Middle East construction disputes rise in value by 88%

Increase in value to $76.7 million in 2014 marks the highest rise since 2011, according to consultancy firm Arcadis

PHOTO: Construction disputes in the Middle East rose in value to $76.7 million in 2014, according to Arcadis. Credit: Shutterstock

Construction disputes in the Middle East skyrocketed in value by 88% in 2014, according to consultancy firm Arcadis.

The increase to $76.7 million marked the highest rise since 2011, when the value of disputes touched $112.5 million, according to the firm’s fifth Global Construction Disputes report.

Most high-value dispute claims have arisen from projects dating to 2008 and 2009, due to money recently made available to pursue such claims, the report said.

The average time taken to resolve disputes in the Middle East has also risen by 8% to 15.1 months, from just under a year in 2013.

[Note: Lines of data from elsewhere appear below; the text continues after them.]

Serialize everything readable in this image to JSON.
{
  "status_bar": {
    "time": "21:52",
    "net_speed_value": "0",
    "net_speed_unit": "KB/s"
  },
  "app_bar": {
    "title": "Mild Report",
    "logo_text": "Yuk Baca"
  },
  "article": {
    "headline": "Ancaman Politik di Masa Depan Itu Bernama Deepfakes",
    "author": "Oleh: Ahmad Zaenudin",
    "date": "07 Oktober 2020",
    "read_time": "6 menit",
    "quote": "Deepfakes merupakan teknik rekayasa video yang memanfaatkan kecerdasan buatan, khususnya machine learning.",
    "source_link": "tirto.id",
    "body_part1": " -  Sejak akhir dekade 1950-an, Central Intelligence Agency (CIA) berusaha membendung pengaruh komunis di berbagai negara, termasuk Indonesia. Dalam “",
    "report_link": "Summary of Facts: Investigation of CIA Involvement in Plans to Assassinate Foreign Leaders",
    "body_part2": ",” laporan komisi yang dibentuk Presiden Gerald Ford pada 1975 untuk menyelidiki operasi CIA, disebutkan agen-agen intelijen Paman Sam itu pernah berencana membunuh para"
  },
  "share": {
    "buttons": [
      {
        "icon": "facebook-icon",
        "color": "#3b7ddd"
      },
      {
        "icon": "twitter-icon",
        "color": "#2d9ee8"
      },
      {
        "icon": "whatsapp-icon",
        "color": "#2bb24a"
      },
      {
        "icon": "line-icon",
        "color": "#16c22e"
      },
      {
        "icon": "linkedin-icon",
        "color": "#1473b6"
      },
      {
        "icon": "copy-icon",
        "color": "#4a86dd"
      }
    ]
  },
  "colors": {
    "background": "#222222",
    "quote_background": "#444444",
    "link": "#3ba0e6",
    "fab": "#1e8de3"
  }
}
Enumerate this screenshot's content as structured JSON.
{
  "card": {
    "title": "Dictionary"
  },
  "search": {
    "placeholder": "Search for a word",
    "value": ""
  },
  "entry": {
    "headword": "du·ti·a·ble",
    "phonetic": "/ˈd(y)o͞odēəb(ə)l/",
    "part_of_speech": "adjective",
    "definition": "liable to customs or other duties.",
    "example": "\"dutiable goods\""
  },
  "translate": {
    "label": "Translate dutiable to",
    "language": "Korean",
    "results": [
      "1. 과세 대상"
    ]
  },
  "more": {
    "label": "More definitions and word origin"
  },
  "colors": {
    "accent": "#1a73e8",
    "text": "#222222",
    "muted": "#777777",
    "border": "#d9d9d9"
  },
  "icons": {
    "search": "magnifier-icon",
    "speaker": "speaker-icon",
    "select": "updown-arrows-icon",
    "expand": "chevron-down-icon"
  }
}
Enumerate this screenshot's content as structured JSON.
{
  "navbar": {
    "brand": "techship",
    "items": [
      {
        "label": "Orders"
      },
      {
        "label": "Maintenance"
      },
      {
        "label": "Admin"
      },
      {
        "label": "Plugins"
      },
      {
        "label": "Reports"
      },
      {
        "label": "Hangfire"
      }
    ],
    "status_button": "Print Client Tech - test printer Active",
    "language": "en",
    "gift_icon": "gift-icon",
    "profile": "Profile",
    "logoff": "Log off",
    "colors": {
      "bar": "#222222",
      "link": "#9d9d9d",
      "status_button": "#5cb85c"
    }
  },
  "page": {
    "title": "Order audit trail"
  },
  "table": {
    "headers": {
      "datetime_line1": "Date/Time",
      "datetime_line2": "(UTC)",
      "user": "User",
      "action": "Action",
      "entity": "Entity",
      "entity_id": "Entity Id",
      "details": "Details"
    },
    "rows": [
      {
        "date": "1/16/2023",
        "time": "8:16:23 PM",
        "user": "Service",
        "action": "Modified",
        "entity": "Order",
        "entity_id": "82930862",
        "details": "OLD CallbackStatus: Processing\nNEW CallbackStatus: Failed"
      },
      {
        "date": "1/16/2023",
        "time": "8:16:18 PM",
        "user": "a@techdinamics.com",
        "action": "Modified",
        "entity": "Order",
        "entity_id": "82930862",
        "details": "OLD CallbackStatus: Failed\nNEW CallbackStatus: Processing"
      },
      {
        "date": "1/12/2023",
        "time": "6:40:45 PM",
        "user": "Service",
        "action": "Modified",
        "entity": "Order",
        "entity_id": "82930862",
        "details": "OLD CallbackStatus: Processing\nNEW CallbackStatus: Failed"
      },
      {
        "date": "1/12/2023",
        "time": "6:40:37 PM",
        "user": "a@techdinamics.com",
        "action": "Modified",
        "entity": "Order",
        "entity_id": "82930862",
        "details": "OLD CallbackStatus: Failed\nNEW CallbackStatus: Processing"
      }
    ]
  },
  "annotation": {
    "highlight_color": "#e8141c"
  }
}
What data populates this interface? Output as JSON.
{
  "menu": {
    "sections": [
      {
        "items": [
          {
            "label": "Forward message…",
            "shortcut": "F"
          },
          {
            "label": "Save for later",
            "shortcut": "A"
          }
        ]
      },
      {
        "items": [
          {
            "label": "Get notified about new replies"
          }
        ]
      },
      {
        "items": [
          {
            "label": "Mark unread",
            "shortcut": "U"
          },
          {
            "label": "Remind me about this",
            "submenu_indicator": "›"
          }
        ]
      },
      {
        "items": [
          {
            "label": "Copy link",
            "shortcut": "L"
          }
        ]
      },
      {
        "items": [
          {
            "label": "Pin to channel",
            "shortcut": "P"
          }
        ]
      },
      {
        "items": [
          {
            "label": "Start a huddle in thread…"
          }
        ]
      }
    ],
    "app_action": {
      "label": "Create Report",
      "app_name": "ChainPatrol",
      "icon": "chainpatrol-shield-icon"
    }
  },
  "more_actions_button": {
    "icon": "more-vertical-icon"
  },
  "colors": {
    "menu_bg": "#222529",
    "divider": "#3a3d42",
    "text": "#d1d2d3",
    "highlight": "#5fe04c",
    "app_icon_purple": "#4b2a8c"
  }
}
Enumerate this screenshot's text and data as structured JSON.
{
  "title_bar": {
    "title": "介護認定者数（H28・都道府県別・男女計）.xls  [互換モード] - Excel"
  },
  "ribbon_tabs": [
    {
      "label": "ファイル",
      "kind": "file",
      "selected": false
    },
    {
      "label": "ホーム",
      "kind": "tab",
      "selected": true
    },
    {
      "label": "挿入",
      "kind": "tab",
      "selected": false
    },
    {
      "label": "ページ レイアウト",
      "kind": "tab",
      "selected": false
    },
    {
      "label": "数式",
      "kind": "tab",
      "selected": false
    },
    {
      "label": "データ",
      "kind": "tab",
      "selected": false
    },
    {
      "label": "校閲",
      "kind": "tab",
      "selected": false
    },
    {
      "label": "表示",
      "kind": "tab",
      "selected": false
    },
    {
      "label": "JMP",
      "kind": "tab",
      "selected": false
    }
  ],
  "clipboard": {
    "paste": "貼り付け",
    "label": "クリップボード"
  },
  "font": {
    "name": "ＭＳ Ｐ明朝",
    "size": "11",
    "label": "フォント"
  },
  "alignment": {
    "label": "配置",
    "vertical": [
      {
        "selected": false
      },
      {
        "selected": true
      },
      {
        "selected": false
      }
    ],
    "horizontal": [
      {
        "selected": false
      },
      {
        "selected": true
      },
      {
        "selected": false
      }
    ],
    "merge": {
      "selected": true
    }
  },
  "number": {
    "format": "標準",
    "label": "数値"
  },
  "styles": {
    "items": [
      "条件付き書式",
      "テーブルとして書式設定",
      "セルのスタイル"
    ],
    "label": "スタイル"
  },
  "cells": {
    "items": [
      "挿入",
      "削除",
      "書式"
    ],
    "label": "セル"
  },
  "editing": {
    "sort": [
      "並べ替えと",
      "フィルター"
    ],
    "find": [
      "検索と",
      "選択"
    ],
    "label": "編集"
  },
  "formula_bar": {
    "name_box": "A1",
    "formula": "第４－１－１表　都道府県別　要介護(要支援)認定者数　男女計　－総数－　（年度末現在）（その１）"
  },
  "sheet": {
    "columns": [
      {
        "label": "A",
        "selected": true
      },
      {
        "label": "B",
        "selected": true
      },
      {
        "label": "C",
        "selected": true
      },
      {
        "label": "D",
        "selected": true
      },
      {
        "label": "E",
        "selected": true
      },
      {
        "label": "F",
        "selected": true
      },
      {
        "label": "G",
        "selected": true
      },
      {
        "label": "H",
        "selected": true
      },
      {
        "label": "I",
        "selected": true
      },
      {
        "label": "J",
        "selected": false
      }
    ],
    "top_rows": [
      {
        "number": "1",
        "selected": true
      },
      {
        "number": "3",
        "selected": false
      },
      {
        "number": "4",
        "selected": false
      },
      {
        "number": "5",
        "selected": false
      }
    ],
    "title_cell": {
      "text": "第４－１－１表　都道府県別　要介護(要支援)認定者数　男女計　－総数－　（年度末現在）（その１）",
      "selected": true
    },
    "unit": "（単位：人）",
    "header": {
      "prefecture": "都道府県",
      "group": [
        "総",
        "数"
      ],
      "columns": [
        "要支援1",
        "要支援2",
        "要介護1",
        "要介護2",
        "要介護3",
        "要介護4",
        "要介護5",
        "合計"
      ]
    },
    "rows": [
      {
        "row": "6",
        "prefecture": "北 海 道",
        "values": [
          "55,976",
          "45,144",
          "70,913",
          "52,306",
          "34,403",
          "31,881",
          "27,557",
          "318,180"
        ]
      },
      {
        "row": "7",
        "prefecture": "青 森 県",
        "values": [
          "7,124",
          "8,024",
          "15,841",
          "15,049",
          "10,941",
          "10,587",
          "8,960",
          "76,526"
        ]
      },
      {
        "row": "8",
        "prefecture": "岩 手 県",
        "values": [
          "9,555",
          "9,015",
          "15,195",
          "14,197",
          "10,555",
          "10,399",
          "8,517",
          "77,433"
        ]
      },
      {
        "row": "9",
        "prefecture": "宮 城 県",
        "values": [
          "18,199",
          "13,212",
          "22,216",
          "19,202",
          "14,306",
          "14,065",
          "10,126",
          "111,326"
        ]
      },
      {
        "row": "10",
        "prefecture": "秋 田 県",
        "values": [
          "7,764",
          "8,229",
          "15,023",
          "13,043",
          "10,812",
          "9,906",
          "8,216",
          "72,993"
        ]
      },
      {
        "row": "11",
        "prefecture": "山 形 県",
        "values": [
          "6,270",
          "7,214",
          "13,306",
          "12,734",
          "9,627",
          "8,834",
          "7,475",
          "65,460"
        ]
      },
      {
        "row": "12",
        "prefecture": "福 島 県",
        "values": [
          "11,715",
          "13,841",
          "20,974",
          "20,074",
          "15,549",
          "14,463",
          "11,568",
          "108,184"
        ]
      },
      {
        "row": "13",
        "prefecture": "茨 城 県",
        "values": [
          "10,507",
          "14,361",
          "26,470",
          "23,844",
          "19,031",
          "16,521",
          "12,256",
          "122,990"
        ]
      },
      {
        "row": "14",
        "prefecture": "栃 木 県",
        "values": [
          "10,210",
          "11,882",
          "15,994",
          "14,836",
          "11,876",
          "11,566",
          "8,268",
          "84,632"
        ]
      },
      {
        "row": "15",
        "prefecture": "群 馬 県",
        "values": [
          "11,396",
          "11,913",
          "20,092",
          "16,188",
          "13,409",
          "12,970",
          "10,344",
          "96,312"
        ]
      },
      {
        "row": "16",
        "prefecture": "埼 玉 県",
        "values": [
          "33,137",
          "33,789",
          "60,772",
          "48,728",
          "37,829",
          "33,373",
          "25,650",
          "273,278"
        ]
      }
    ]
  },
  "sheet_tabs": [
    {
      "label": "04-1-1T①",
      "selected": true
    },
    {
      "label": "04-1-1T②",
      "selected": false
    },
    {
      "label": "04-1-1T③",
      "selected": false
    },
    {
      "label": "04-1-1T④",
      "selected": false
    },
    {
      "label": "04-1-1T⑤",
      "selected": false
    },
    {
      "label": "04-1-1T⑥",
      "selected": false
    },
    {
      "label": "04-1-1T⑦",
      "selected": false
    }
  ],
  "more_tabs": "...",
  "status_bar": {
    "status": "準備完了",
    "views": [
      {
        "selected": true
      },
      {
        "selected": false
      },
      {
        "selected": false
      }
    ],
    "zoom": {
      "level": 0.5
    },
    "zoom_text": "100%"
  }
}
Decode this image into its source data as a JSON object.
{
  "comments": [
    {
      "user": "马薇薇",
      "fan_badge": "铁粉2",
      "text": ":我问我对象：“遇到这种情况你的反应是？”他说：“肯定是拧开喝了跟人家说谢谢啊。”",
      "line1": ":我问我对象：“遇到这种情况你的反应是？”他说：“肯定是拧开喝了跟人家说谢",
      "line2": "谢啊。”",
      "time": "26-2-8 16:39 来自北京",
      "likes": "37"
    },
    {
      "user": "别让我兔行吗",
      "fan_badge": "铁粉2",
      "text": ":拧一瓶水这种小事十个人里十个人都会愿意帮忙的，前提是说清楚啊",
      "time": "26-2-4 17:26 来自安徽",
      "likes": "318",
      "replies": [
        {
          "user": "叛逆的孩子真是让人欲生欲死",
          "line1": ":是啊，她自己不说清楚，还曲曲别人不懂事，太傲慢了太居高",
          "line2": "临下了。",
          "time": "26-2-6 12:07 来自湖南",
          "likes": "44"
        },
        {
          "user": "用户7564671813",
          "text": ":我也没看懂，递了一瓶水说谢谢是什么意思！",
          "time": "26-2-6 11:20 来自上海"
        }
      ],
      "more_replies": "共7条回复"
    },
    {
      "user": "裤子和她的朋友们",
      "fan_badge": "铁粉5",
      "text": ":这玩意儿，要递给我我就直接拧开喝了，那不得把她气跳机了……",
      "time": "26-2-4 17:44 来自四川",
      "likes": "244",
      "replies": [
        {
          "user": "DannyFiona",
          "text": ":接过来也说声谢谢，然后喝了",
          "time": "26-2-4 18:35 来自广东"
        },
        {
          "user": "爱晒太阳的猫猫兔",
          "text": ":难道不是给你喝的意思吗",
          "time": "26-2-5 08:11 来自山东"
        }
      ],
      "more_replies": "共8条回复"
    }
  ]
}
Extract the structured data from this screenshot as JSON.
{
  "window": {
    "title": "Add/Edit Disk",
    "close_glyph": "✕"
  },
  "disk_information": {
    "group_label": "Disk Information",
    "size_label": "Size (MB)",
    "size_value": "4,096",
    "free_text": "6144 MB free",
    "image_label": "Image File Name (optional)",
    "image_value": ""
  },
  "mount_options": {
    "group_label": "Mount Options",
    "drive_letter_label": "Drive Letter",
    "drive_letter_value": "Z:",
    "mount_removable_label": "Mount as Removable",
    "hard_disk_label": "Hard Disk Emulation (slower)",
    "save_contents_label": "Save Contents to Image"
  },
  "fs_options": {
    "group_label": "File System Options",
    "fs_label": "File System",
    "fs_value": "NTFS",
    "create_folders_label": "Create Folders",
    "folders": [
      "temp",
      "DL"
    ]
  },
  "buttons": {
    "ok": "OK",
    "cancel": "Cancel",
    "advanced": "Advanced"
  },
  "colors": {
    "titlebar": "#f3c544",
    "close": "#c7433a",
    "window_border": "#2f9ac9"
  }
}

“The Middle East construction market is back in full swing and contractors and employers are seeing more liquidity in the market. With this though those parties that parked their losses now have the funds to pursue those claims that were parked,” said Edward McCluskey, head of alternative dispute resolution for the Middle East at Arcadis.

“We forecast that this trend shall continue into 2015 as more parties have the required liquidity to pursue those claims that were put on ice.”

The global report, which studies the duration, value, common causes of disputes and methods of resolution, found that the Middle East ranked second globally by the value of claims. Asia ranked top with $85.6 million in construction disputes, followed by North America and the UK which dipped to $29.6 million and $27 million respectively.

The most common causes of dispute were a failure to properly administer the contract, poorly drafted or incomplete and unsubstantiated claims, or a biased project manager or engineer, the report found.

Joint ventures were also likely to end in disputes, the report found.

“Joint ventures are becoming more commonplace as developers opt to divest risk across major programs and blend specialist skills in the supply chain into one contract,” McCluskey said. “However, this approach comes with many potential risks attached. Joint ventures can be typically described as a compromise agreement and our research shows that almost a third enters dispute proceedings.”

Arbitration, party to party negotiation and mediation are the three most common methods of alternative dispute-resolution used in 2014, the report said.